Jimmy smiles, standing in the middle of the empty room stretching his wings out as far as they go and not hitting the walls. “It’s pretty big.”

In the end there isn’t that much stuff Jimmy wants to call his own or keep. Either way it makes moving easier, just a few boxes for what he’s not buying readymade or hand-me-down. Some of it does trickle back to Reuben’s house, into the garage and attic and basement, things that Jimmy held onto that he says he doesn’t have the space for right now and it’s not that big a favor, really, please. He helps Reuben carry it up and it’s all unpacked by dinnertime. There’s the things they both know Jimmy missed that he’ll need to get but that can come tomorrow, later, eventually.

“I went right from living at home to being married. I’d like to at least try living on my own.”

Reuben doesn’t want to think about how he feels this isn’t just a reaction to the messy and much-gossiped-over divorce and doesn’t even want to put his feelings into words. He doesn’t want to think how much his brother’s lost it to want to come here instead of coming home, but he’s not going to argue with him, not going to start that now. He’s not going to think about how hard Jimmy will have to work, how much he’ll have to endure, if that’s the right word and not persevere, to remain who he is in this world that isn’t right for him to be in, how much he’ll need to do just to remain who he is and who he’s supposed to be.

-

She’s named for her maternal grandmother on her father’s side, to remember the name and pass it on and keep it alive – he was there in the room, there to see her breathe and then cry. It’s rushing forward, this permanence of his new life, different and the same as before, his older two children waiting for him and their mother to come home with their new little sister. No surprises, this time: everyone checks, nowadays, now that they can. Their first two were boys, small and strong, and all three came into the world with riotous ease.

“Isn’t she wonderful?” her mother asks.

She is, so much. She’s got so much hair all soft and dry now that she’s been her own person for so many hours, such dark eyes. Her face is round and plump, her fingers gripping his with strength and what he knows is determination. He knows, after a long time of thinking back on his childhood, how hard his parents worked to make sure he had what he needed, how he wouldn’t be seen as just an auxiliary version of his brothers – how hard it is to make sure everyone knows they’re valued without ever wondering about the question.

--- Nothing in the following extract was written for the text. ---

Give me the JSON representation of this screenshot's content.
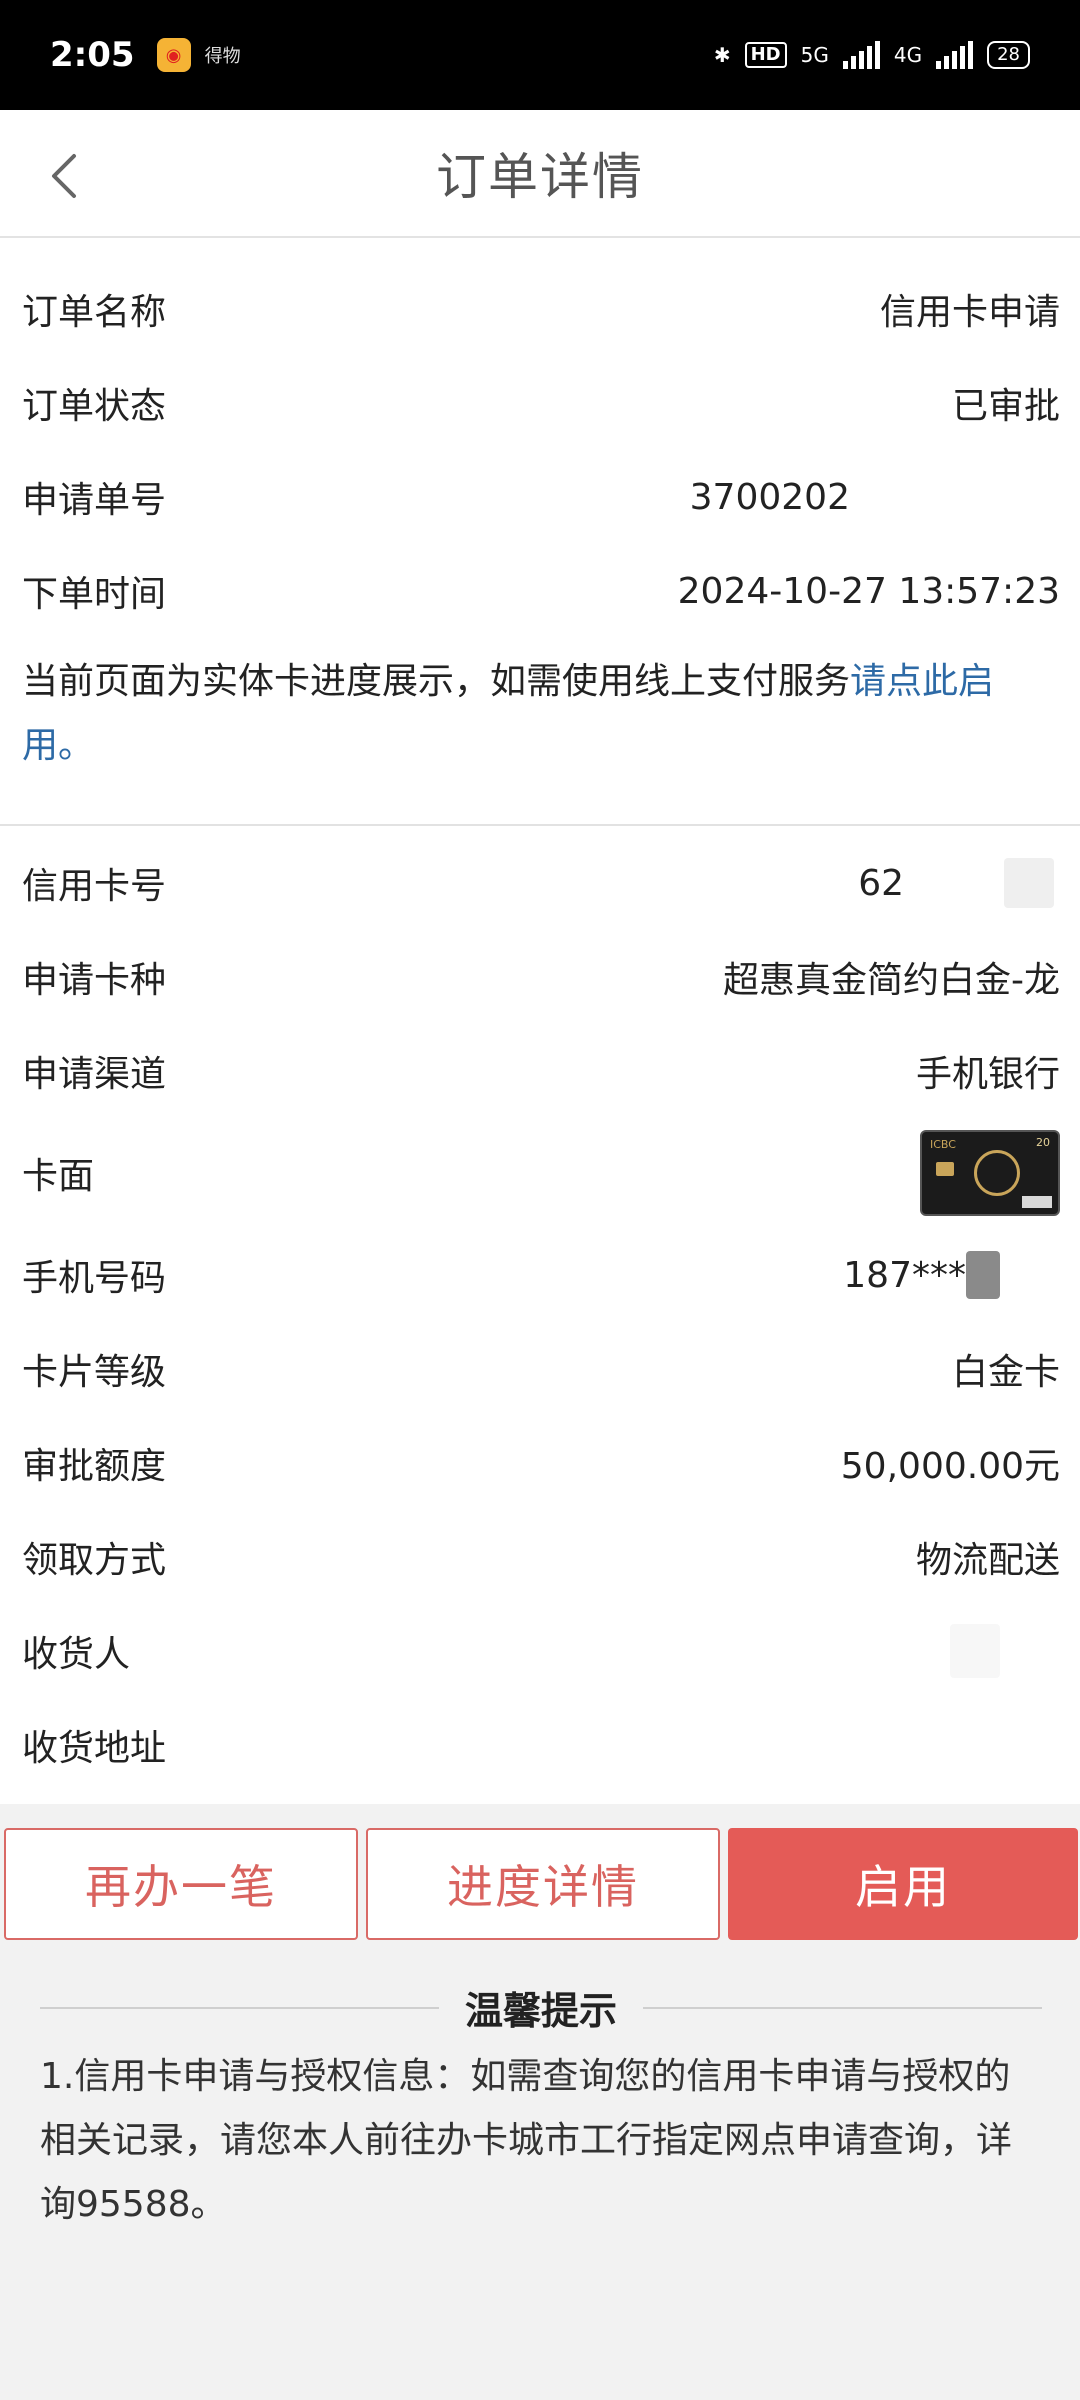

She’ll never need special clothes, never have to worry about where she can sit. She’ll never need to be careful as to how much or when she eats, she’ll never have to worry about being so cold in winter. She’ll never have rare songs sung about her, never get lifted up and weighted down by so many things all strange and wonderful because of what parts of her parents happened to mix together long before she was ready to be born. She’s very normal, very extraordinary, completely wonderful.

She’ll never fly.

“She’s perfect,” her father answers.